The platform offers a free trial amount, which allows users to experience basic dubbing and video generation features. However, the free version is limited in the number of anchors available, the quality and length of exported files, and may come with a watermark. For access to more premium anchors, higher quality audio and video outputs, and longer production durations, a membership is required. - Are the generated sounds and videos commercially available?

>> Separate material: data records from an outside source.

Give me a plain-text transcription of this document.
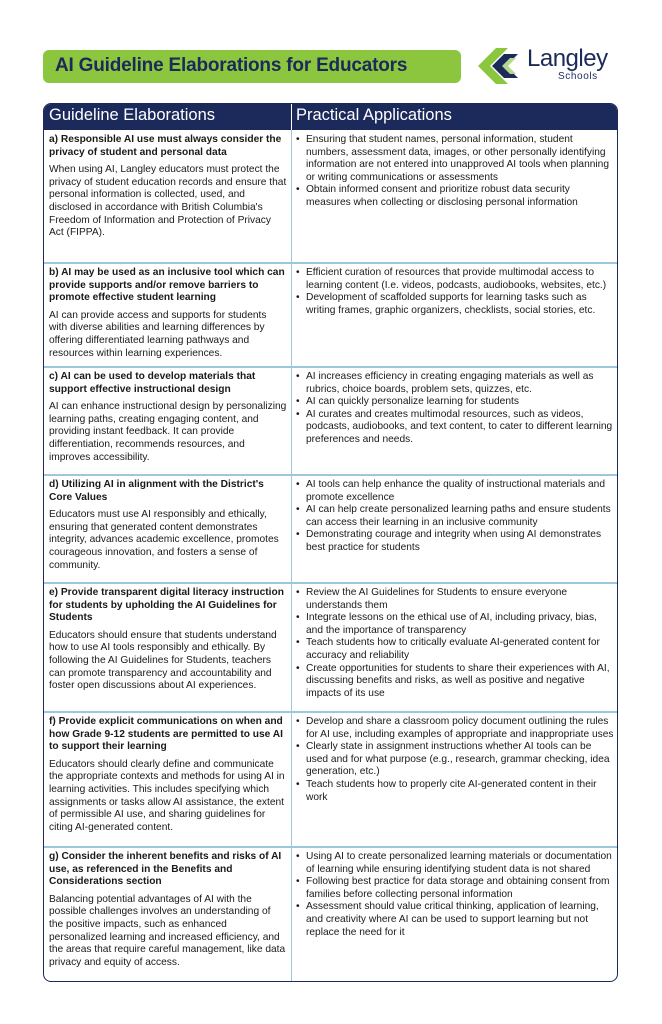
AI Guideline Elaborations for Educators	Langley
Schools
Guideline Elaborations	Practical Applications

a) Responsible AI use must always consider the privacy of student and personal data

When using AI, Langley educators must protect the privacy of student education records and ensure that personal information is collected, used, and disclosed in accordance with British Columbia's Freedom of Information and Protection of Privacy Act (FIPPA).

• Ensuring that student names, personal information, student numbers, assessment data, images, or other personally identifying information are not entered into unapproved AI tools when planning or writing communications or assessments
• Obtain informed consent and prioritize robust data security measures when collecting or disclosing personal information

b) AI may be used as an inclusive tool which can provide supports and/or remove barriers to promote effective student learning

AI can provide access and supports for students with diverse abilities and learning differences by offering differentiated learning pathways and resources within learning experiences.

• Efficient curation of resources that provide multimodal access to learning content (I.e. videos, podcasts, audiobooks, websites, etc.)
• Development of scaffolded supports for learning tasks such as writing frames, graphic organizers, checklists, social stories, etc.

c) AI can be used to develop materials that support effective instructional design

AI can enhance instructional design by personalizing learning paths, creating engaging content, and providing instant feedback. It can provide differentiation, recommends resources, and improves accessibility.

• AI increases efficiency in creating engaging materials as well as rubrics, choice boards, problem sets, quizzes, etc.
• AI can quickly personalize learning for students
• AI curates and creates multimodal resources, such as videos, podcasts, audiobooks, and text content, to cater to different learning preferences and needs.

d) Utilizing AI in alignment with the District's Core Values

Educators must use AI responsibly and ethically, ensuring that generated content demonstrates integrity, advances academic excellence, promotes courageous innovation, and fosters a sense of community.

• AI tools can help enhance the quality of instructional materials and promote excellence
• AI can help create personalized learning paths and ensure students can access their learning in an inclusive community
• Demonstrating courage and integrity when using AI demonstrates best practice for students

e) Provide transparent digital literacy instruction for students by upholding the AI Guidelines for Students

Educators should ensure that students understand how to use AI tools responsibly and ethically. By following the AI Guidelines for Students, teachers can promote transparency and accountability and foster open discussions about AI experiences.

• Review the AI Guidelines for Students to ensure everyone understands them
• Integrate lessons on the ethical use of AI, including privacy, bias, and the importance of transparency
• Teach students how to critically evaluate AI-generated content for accuracy and reliability
• Create opportunities for students to share their experiences with AI, discussing benefits and risks, as well as positive and negative impacts of its use

f) Provide explicit communications on when and how Grade 9-12 students are permitted to use AI to support their learning

Educators should clearly define and communicate the appropriate contexts and methods for using AI in learning activities. This includes specifying which assignments or tasks allow AI assistance, the extent of permissible AI use, and sharing guidelines for citing AI-generated content.

• Develop and share a classroom policy document outlining the rules for AI use, including examples of appropriate and inappropriate uses
• Clearly state in assignment instructions whether AI tools can be used and for what purpose (e.g., research, grammar checking, idea generation, etc.)
• Teach students how to properly cite AI-generated content in their work

g) Consider the inherent benefits and risks of AI use, as referenced in the Benefits and Considerations section

Balancing potential advantages of AI with the possible challenges involves an understanding of the positive impacts, such as enhanced personalized learning and increased efficiency, and the areas that require careful management, like data privacy and equity of access.

• Using AI to create personalized learning materials or documentation of learning while ensuring identifying student data is not shared
• Following best practice for data storage and obtaining consent from families before collecting personal information
• Assessment should value critical thinking, application of learning, and creativity where AI can be used to support learning but not replace the need for it
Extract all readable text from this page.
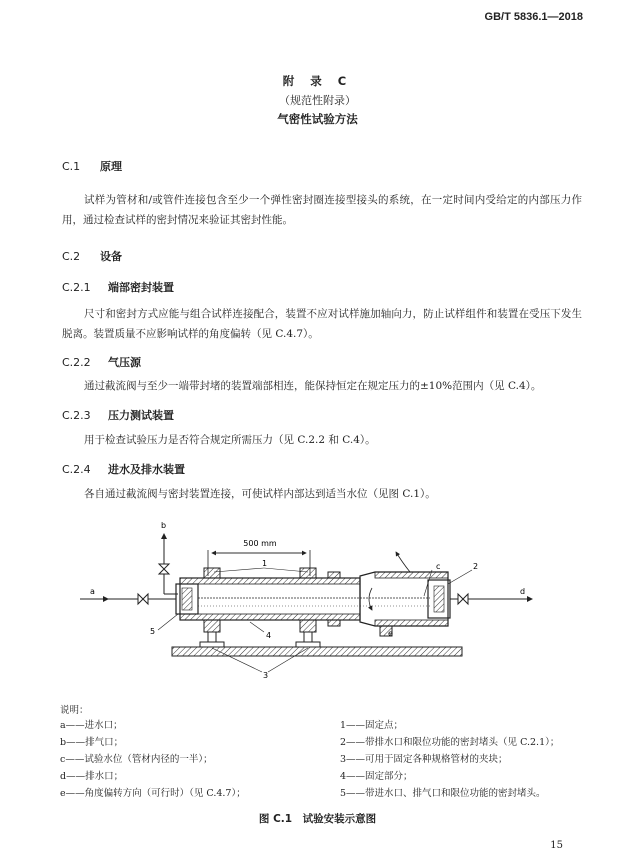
GB/T 5836.1—2018
附 录 C
（规范性附录）
气密性试验方法
C.1 原理
试样为管材和/或管件连接包含至少一个弹性密封圈连接型接头的系统，在一定时间内受给定的内部压力作用，通过检查试样的密封情况来验证其密封性能。
C.2 设备
C.2.1 端部密封装置
尺寸和密封方式应能与组合试样连接配合，装置不应对试样施加轴向力，防止试样组件和装置在受压下发生脱离。装置质量不应影响试样的角度偏转（见 C.4.7）。
C.2.2 气压源
通过截流阀与至少一端带封堵的装置端部相连，能保持恒定在规定压力的±10%范围内（见 C.4）。
C.2.3 压力测试装置
用于检查试验压力是否符合规定所需压力（见 C.2.2 和 C.4）。
C.2.4 进水及排水装置
各自通过截流阀与密封装置连接，可使试样内部达到适当水位（见图 C.1）。
500 mm
a
b
d
e
c
1	2
3
4
5
说明：
a——进水口；
b——排气口；
c——试验水位（管材内径的一半）；
d——排水口；
e——角度偏转方向（可行时）（见 C.4.7）；
1——固定点；
2——带排水口和限位功能的密封堵头（见 C.2.1）；
3——可用于固定各种规格管材的夹块；
4——固定部分；
5——带进水口、排气口和限位功能的密封堵头。
图 C.1　试验安装示意图
15
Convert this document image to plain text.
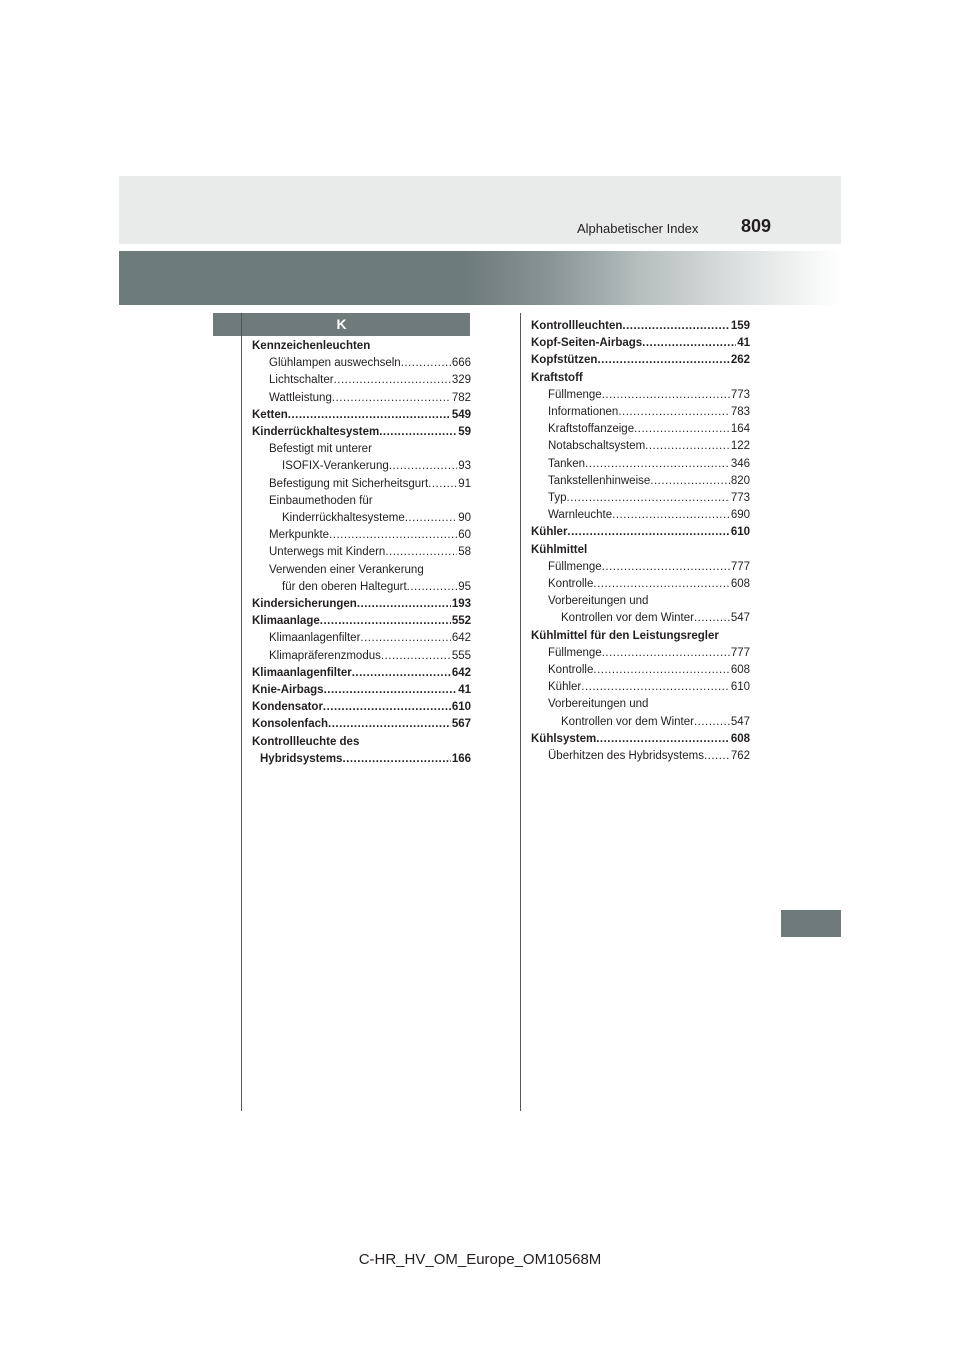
Alphabetischer Index 809
K
Kennzeichenleuchten
Glühlampen auswechseln .....	666
Lichtschalter .....	329
Wattleistung .....	782
Ketten .....	549
Kinderrückhaltesystem .....	59
Befestigt mit unterer
ISOFIX-Verankerung .....	93
Befestigung mit Sicherheitsgurt .....	91
Einbaumethoden für
Kinderrückhaltesysteme .....	90
Merkpunkte .....	60
Unterwegs mit Kindern .....	58
Verwenden einer Verankerung
für den oberen Haltegurt .....	95
Kindersicherungen .....	193
Klimaanlage .....	552
Klimaanlagenfilter .....	642
Klimapräferenzmodus .....	555
Klimaanlagenfilter .....	642
Knie-Airbags .....	41
Kondensator .....	610
Konsolenfach .....	567
Kontrollleuchte des
Hybridsystems .....	166
Kontrollleuchten .....	159
Kopf-Seiten-Airbags .....	41
Kopfstützen .....	262
Kraftstoff
Füllmenge .....	773
Informationen .....	783
Kraftstoffanzeige .....	164
Notabschaltsystem .....	122
Tanken .....	346
Tankstellenhinweise .....	820
Typ .....	773
Warnleuchte .....	690
Kühler .....	610
Kühlmittel
Füllmenge .....	777
Kontrolle .....	608
Vorbereitungen und
Kontrollen vor dem Winter .....	547
Kühlmittel für den Leistungsregler
Füllmenge .....	777
Kontrolle .....	608
Kühler .....	610
Vorbereitungen und
Kontrollen vor dem Winter .....	547
Kühlsystem .....	608
Überhitzen des Hybridsystems ..... 762
C-HR_HV_OM_Europe_OM10568M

It depends on the membership package you purchase. Usually, the audio and video content generated by the paid commercial version of the membership is authorized for commercial use. Commercial use of content generated by the free or personal version may be at risk of copyright, and you need to read the platform's service agreement carefully before using it. - Can I dub in my own voice?
You can. Xunfei Zhizuo provides a "voice replication" function. You need to follow the prompts to record a specified text (usually need dozens to hundreds of sentences), the platform will use these recordings to train an AI voice model that imitates your tone. After that, you can choose this "cloned" voice when dubbing. - Do the mouth and voice of the Digimon video match up exactly?
In most cases, the synchronization of mouth shape and voice is relatively accurate. One of the core technologies of the platform is lip prediction, which will drive the mouth movements of the avatar based on pronunciation. However, for some words spoken too fast or complex combinations of words, there may occasionally be minor deviations, which can be optimized by adjusting the pause and speed of the text.